After investigating problem it came out that Barracuda reseller and
Barracuda itself have some misunderstandings and because of this
Barracuda not only disabled all kind of subscription services

You're unsubstantiated claims don't bare repeating.  I will however point
out that many vendors disable some portion of functionality when
subscription or support payments lapse.  This is widely done in the industry
and a surprise to no one.

--
chort
_______________________________________________

On Apr 28, 2011, at 7:20 PM, Cal Leeming wrote:

Name ten.


For starters, every anti-spam company ever.  I should know, I've worked
for half of them.  At the very least you cannot get upgrades or patches of
any kind.  Most of them disable anti-spam updates, all of them disable
anti-virus updates, and some even disable anti-spam scanning entirely.  The
anti-spam SaaS vendors I know of will disable accepting your mail after a
grace period if you haven't moved your MX records.
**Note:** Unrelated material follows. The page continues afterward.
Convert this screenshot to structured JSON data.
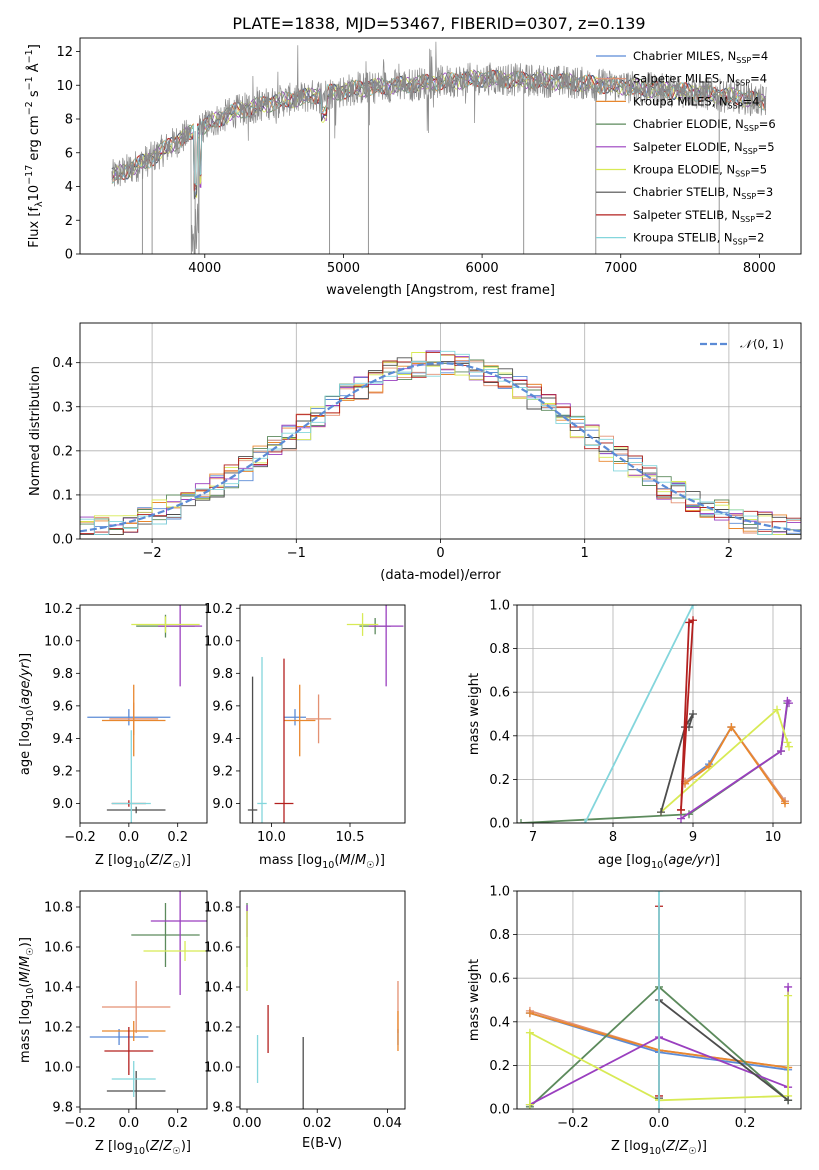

Hmm, let's see.  Firewall vendors won't let you apply updates, some of
them cripple VPN functionality when your license has expired... really, do
we need to go on?  There's a long precedent for products going into a
degraded mode if your subscription or license expires.

--
chort


Everything you have mentioned there are when you have 'leased' a product,
so if the license runs out, of course it's going to terminate those 'leased'
services.


Actually, no.  I'm really starting to doubt you have any experience what so
ever with enterprise products.  Every appliance I've ever heard of or sold
personally is sold, as in ownership is transferred.  The physical unit
belongs to the party who purchased it.  The continuing fees or subscriptions
cover:
1.  Support
2.  Product updates and patches
3.  Updates to anti-spam and anti-virus definitions
4.  Other product features that either require infrastructure on the
vendor's part, or capabilities that are OEM'd from another vendor and
require recurring royalty fees.


Are you referring to hardware or virtual appliances? Almost everything I
have used in an enterprise deployment, has been where the unit was owned
outright by the customer, with the license simply being for support.

Take Zeus products (ZXTM) for example.



In all those cases the hardware unit doesn't just stop working, but certain
aspects of the software functionality that require money & effort from the
vendor to support do cease to operate.




I believe OP is wildly exaggerating the extent to which functionality was
impaired.  I also really doubt that Barracuda, with thousands of units
deployed in the field, would assign a human being to individually login
remotely and disable them.  They probably do it like most other vendors,
where the units do periodic phone-home functions to a set of license
servers.  If there isn't an updated license present for the unit to
download, functionality automatically turns off when the original license on
the box expires.

Lastly, to touch on the other "shocking" subject, yes security appliance
vendors have ssh access to the units in the field, either directly or via
reverse tunnel.  Every vendor I have experience with calls this out in their
documentation and the custom either has to allow it explicitly through their
firewall, or they're given the option to block it (in the case of reverse
tunnel).


I can understand why this feature would be in there, but I am strongly
against the practise of it being on an opt-out basis, not opt-in.



Anyone with a reasonable level of technical competence who has ever
implemented one of these appliances from any vendor in this space would
already be well aware of these facts.  You'd probably all be stunned to
learn that your phones, which can position you with accuracy of a few
hundred feet, are storing information about locations of beaconing objects
around them.  Yes, I'll give you a few minutes to get over that shock.


You can stop with the smart ass comments.